Details
-
Bug
-
Resolution: Fixed
-
Major
-
3.0
-
Security Level: Public
-
None
Description
Attaching the email from Mike.
I have been running the unit tests on the master branch lately and things are becoming really slow. I timed one of the runs earlier today and found that to run all of the engine_tests it takes 10 minutes which in my opinion begins to make running these tests a burden. As a result I began investigating why things are so slow and I found one major issue that points to a larger problem.

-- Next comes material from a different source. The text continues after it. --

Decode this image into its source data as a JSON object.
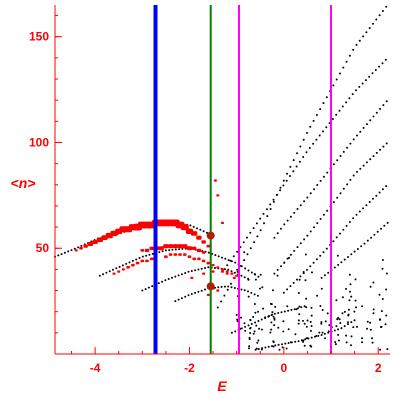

When I initially started my investigation I quickly found out that it takes 1.5 seconds to start ep-engine. Since we have 240 tests in the master branch this means that 6 minutes of the 10 minutes it takes to run the tests are consumed in engine startup. Upon further investigation the main issue was in the warmup task where I found on my machine it takes 300ms to run the getItemEstimate() function in couchkvstore. This isn't actually so bad, but the problem is we call it num_shard (4 by default) times and we do this serially which means 1.2 seconds are spend calling this function. On top of this getItemEstimate() actually iterates all of the vbuckets so we really only need to call it once and by just calling it once we cut 4 minutes from the engine_test time.
The bigger issue here isn't actually that we call this function num_shard times, but that couchKVStore has no idea which vbuckets it operates on (due to multiple shards) and as a result some of the functions will actually check on or get stuff from vbuckets that they should not be operating on. In the above example we got the item estimate for all 1024 vbuckets 4 times, when really each shard should have checked on only 256 vbuckets. An even better improvement here would be that since there is only 1 vbucket in most test cases that we only actually get the item estimate for one vbucket.